The process of establishing and authenticating an identity, and authorizing access to resources based on that identity is illustrated in Figure 1-1. This process is at the heart of software security, and many applications and systems that may appear to work in radically different ways implement this common approach.
See Chapter 5 for an introduction to the way in which .NET defines and supports restricted resources, and Chapter 6 through Chapter 10 for detailed coverage on how to apply .NET security to your application projects.
A secret is any data created or processed by your application that you do not wish to be publicly known. Examples of secrets include the credit card numbers of your clients, and passwords your users enter to authenticate their identities for your application. Secrets are the counterpart to restricted resources. While a restricted resource often represents the ability to perform an action (such as approving a mortgage or printing a color document), a secret typically embodies the data the resource will process (such as the financial details of a customer or the secret marketing plan).
It is important to consider each type of secret that you work with and assess how long it needs to remain a secret; for example, a customer credit card number needs to be protected only until the card expires, after which, the information you hold on file cannot be used to purchase goods. By contrast, some secrets must be protected forever, such as medical histories.

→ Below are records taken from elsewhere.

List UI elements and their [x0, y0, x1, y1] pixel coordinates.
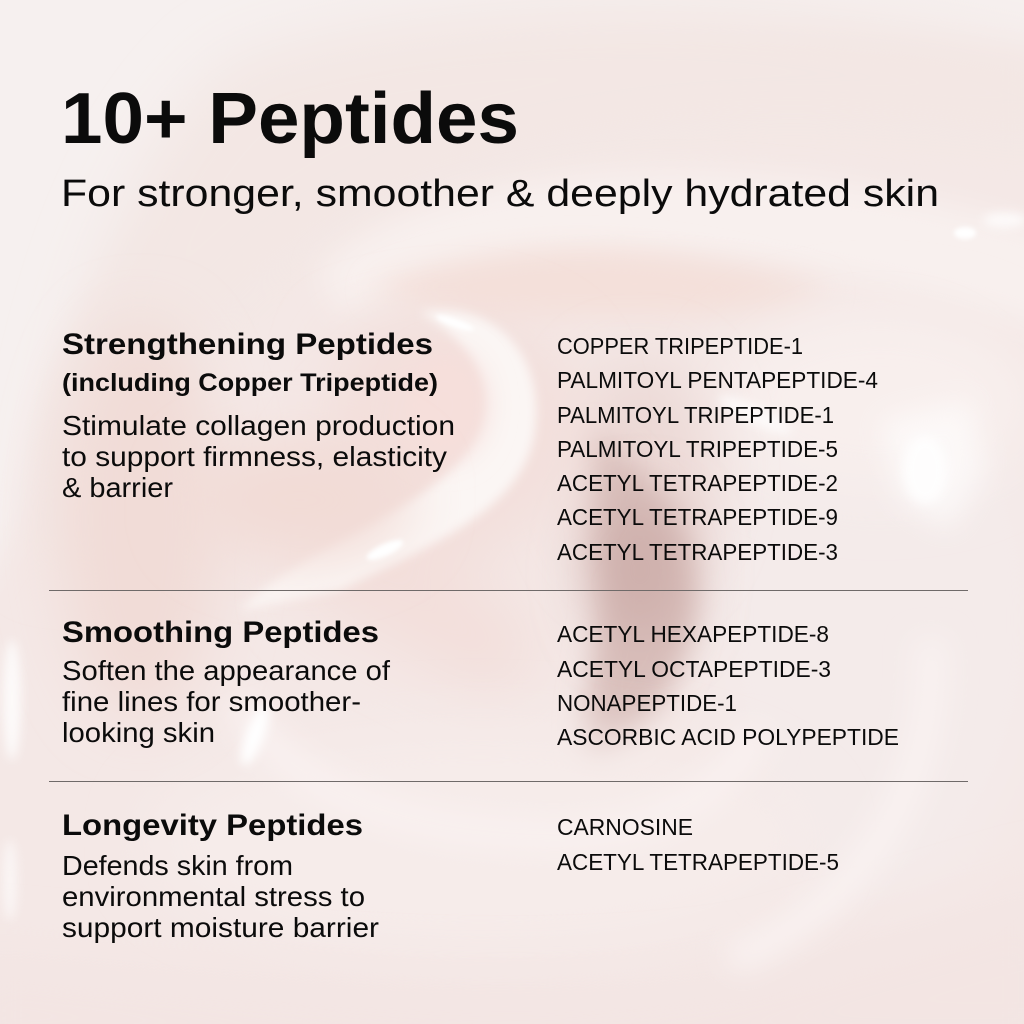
description: smoothing: fine lines for smoother- — [62, 686, 361, 717]
heading: smoothing peptides: Smoothing Peptides — [62, 616, 379, 649]
ingredient list: smoothing: NONAPEPTIDE-1 — [557, 690, 737, 716]
description: smoothing: Soften the appearance of — [62, 655, 390, 686]
description: smoothing — [62, 655, 390, 748]
ingredient list: strengthening: PALMITOYL TRIPEPTIDE-5 — [557, 436, 838, 462]
description: longevity: environmental stress to — [62, 881, 365, 912]
ingredient list: strengthening: ACETYL TETRAPEPTIDE-3 — [557, 539, 838, 565]
ingredient list: strengthening: ACETYL TETRAPEPTIDE-2 — [557, 470, 838, 496]
ingredient list: smoothing — [557, 621, 899, 750]
ingredient list: strengthening: ACETYL TETRAPEPTIDE-9 — [557, 504, 838, 530]
description: longevity — [62, 850, 379, 943]
panel: longevity peptides — [62, 809, 839, 943]
ingredient list: strengthening: PALMITOYL TRIPEPTIDE-1 — [557, 402, 834, 428]
description: strengthening: Stimulate collagen production — [62, 410, 455, 441]
ingredient list: longevity: ACETYL TETRAPEPTIDE-5 — [557, 849, 839, 875]
description: strengthening: to support firmness, elasticity — [62, 441, 447, 472]
panel: smoothing peptides — [62, 616, 899, 750]
ingredient list: strengthening — [557, 333, 878, 565]
heading: strengthening peptides: Strengthening Peptides — [62, 328, 433, 361]
heading: longevity peptides: Longevity Peptides — [62, 809, 363, 842]
ingredient list: smoothing: ACETYL HEXAPEPTIDE-8 — [557, 621, 829, 647]
description: longevity: support moisture barrier — [62, 912, 379, 943]
ingredient list: strengthening: COPPER TRIPEPTIDE-1 — [557, 333, 803, 359]
ingredient list: smoothing: ASCORBIC ACID POLYPEPTIDE — [557, 724, 899, 750]
subheading: including copper tripeptide: (including Copper Tripeptide) — [62, 369, 438, 397]
description: smoothing: looking skin — [62, 717, 215, 748]
panel: strengthening peptides — [62, 328, 878, 565]
ingredient list: strengthening: PALMITOYL PENTAPEPTIDE-4 — [557, 367, 878, 393]
description: strengthening: & barrier — [62, 472, 173, 503]
description: longevity: Defends skin from — [62, 850, 293, 881]
ingredient list: longevity — [557, 814, 839, 875]
ingredient list: smoothing: ACETYL OCTAPEPTIDE-3 — [557, 656, 831, 682]
ingredient list: longevity: CARNOSINE — [557, 814, 693, 840]
description: strengthening — [62, 410, 455, 503]
title: 10+ Peptides — [61, 79, 519, 159]
subtitle: For stronger, smoother & deeply hydrated skin — [61, 173, 939, 215]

One mistake that is frequently made is considering the lifetime of a secret in isolation from the real world. For example, you may choose to protect a user's secret password only until it is changed, perhaps as part of a process where a password is valid for a fixed period. The problem that this presents is that users will often change a password back to its original value as soon as they can, which means that a hacker could access your application if your list of expired passwords were allowed to become public. When you assess the lifetime of a secret, consider that the data itself may have value if it persists outside the application.
Secrets are typically protected with cryptography , which is the subject of Part III. Cryptography uses complex mathematical algorithms to encode secrets, and the type of algorithm used depends on the length of time the data needs protection, which is, in turn, influenced by the lifetime of the secret. See Chapter 12 for an introduction to cryptography, and Chapter 13 through Chapter 17 for in-depth coverage of how the .NET Framework supports cryptographic techniques.